En Syrie l’aviation russe détruit un camp isla­miste sous contrôle turc

En Syrie l’aviation russe détruit un camp isla­miste sous contrôle turc

Par Antoine de Lacoste

​Cette fois la Rus­sie a bou­gé. Alors que l’on s’inquiétait de son atten­tisme dans la guerre du Haut-Kara­bah, elle a frap­pé un grand coup.

​L’aviation russe a en effet atta­qué et détruit un camp d’entraînement isla­miste en Syrie. Dans ce camp s’entraînaient des volon­taires isla­mistes de la milice Fay­lak al-Cham contrô­lée par la Tur­quie. Le bilan est lourd : 78 morts et plus d’une cen­taine de bles­sés dont beau­coup très griè­ve­ment atteints. Il s’agit d’un des raids les plus meur­triers contre les isla­mistes depuis le début de la guerre.

​Cette cible a été soi­gneu­se­ment choi­sie : situé dans le chau­dron isla­miste de la pro­vince d’Idleb, à proxi­mi­té de la fron­tière turque, le camp est en effet une plaque tour­nante de la rota­tion des isla­mistes pro-turcs en par­tance vers l’Azerbaïdjan. Peu avant l’attaque sur­prise russe, ces volon­taires avaient, selon l’agence russe Anna, citée par l’Orient-Le Jour, reçu leur diplôme de for­ma­tion préa­lable à leur envoi sur le front du Haut-Karabagh.

​C’est un rude coup pour la cré­di­bi­li­té turque.

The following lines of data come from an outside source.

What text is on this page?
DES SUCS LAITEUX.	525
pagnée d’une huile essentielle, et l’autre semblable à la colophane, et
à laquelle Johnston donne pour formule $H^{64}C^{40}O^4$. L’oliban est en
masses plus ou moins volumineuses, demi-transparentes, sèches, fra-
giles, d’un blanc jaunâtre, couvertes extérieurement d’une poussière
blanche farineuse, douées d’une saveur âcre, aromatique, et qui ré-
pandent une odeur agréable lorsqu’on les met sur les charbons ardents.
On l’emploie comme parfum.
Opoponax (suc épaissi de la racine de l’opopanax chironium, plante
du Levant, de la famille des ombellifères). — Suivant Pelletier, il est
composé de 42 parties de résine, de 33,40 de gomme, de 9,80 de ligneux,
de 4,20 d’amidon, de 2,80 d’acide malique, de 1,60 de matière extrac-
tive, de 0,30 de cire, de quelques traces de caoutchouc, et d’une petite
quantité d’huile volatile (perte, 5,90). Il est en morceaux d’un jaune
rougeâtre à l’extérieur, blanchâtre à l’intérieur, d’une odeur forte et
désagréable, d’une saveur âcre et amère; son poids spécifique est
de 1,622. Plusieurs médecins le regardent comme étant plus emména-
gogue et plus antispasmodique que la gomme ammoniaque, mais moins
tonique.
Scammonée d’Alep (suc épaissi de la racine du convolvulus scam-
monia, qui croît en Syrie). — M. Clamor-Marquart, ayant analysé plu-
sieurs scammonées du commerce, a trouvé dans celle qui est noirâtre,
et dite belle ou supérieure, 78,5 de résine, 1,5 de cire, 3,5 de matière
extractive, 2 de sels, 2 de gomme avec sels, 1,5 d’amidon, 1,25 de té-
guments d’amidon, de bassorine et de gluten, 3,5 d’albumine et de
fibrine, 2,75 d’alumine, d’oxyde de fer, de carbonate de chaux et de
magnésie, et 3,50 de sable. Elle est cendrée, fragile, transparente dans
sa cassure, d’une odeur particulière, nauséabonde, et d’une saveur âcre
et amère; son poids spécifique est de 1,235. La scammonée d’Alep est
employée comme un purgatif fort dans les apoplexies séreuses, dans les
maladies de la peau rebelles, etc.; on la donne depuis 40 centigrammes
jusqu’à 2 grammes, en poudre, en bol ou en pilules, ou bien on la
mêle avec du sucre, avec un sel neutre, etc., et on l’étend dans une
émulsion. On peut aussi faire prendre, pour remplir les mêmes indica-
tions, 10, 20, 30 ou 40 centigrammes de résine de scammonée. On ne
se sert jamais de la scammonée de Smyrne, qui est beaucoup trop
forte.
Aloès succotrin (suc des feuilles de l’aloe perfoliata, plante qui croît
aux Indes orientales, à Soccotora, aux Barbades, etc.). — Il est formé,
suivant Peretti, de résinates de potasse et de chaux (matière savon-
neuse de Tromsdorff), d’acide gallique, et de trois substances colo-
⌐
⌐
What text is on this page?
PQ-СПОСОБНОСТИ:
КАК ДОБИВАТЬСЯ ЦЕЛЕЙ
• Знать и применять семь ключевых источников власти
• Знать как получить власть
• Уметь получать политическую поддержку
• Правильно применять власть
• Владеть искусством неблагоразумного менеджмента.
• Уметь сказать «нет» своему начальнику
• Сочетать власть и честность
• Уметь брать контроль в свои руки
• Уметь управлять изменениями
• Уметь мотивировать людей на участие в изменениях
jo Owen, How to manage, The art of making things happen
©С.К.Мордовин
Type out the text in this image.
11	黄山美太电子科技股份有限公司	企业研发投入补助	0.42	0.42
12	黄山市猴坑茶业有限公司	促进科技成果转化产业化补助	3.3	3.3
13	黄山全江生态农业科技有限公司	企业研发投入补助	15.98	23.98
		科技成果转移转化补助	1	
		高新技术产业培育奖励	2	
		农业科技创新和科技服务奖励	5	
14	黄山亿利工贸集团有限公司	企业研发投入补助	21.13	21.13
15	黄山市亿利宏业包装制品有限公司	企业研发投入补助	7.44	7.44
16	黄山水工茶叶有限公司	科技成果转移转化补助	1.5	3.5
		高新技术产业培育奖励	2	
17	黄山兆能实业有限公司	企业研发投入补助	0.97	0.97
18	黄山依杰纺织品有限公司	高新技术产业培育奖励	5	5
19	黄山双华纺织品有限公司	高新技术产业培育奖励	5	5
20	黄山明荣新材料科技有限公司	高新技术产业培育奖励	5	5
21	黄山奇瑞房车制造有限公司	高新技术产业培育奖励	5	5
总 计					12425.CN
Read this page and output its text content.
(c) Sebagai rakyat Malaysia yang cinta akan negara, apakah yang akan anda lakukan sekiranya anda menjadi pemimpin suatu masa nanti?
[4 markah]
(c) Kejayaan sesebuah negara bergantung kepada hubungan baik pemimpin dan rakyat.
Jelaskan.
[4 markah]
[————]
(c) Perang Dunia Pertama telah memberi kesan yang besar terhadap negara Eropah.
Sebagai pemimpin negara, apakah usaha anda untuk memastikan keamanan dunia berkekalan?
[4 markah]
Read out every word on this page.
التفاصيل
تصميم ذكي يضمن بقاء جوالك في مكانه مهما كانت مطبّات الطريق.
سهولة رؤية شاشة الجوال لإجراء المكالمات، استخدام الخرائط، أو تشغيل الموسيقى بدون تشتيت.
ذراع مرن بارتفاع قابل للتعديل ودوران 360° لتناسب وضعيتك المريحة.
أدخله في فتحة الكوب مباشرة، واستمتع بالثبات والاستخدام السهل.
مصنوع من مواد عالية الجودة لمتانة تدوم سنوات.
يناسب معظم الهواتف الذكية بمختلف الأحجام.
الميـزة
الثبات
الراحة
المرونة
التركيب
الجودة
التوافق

En effet, les Russes viennent de démon­trer qu’ils peuvent frap­per où ils veulent en Syrie et les volon­taires isla­mistes qui affluaient vers ce camp (et d’autres d’ailleurs) pour­raient hési­ter, se disant qu’ils peuvent être anéan­tis à tout moment. 

​Peut-être le moment va-t-il venir de recon­qué­rir une fois pour toutes cette pro­vince d’Idleb où milices pro-turques et Hayat Tah­rir al-Cham (l’ex-Front al-Nos­ra) coha­bitent en bonne intel­li­gence contrai­re­ment aux enga­ge­ments d’Erdogan qui avait pro­mis à Pou­tine de réduire cette milice par­ti­cu­liè­re­ment sanguinaire ?

​Le Ministre russe des Affaires étran­gères, Ser­gueï Lavrov a d’ailleurs décla­ré cou­rant sep­tembre que « le tra­vail devait être bien­tôt ache­vé » à Idleb. 

​En atten­dant, les com­bats se pour­suivent dans le Haut-Kara­bagh où le front s’est sta­bi­li­sé. Les forces azé­ries ont conquis le sud de l’enclave, située en plaine, pro­fi­tant de leur supé­rio­ri­té aérienne. Le ter­rain est main­te­nant plus acci­den­té per­met­tant aux forces armé­niennes de résister.

​Cet aver­tis­se­ment sans frais de Pou­tine à Erdo­gan est le bien­ve­nu après un mois pas­sé à ten­ter d’imposer un ces­sez-le-feu, sans suc­cès. Seule une démons­tra­tion de force est sus­cep­tible d’arrêter le sul­tan. L’armée russe a éga­le­ment construit une nou­velle base mili­taire en Armé­nie, non loin du Haut-Kara­bagh. C’est un gage impor­tant et l’on sait bien que la Rus­sie ne tolé­re­ra jamais une inva­sion de l’Arménie. Mais en est-il de même du Haut-Karabagh ? 

​L’attentisme russe qui pré­vaut depuis l’offensive azé­rie déclen­chée le 27 sep­tembre est lar­ge­ment lié au fait que Pou­tine ne veut pas se cou­per défi­ni­ti­ve­ment de l’Azerbaïdjan qui est tout de même un pays voi­sin : ce serait la jeter dans les bras d’Ankara et Erdo­gan n’attend que cela.

​Ce pre­mier aver­tis­se­ment russe vaut son poids et les pro­chains jours seront décisifs.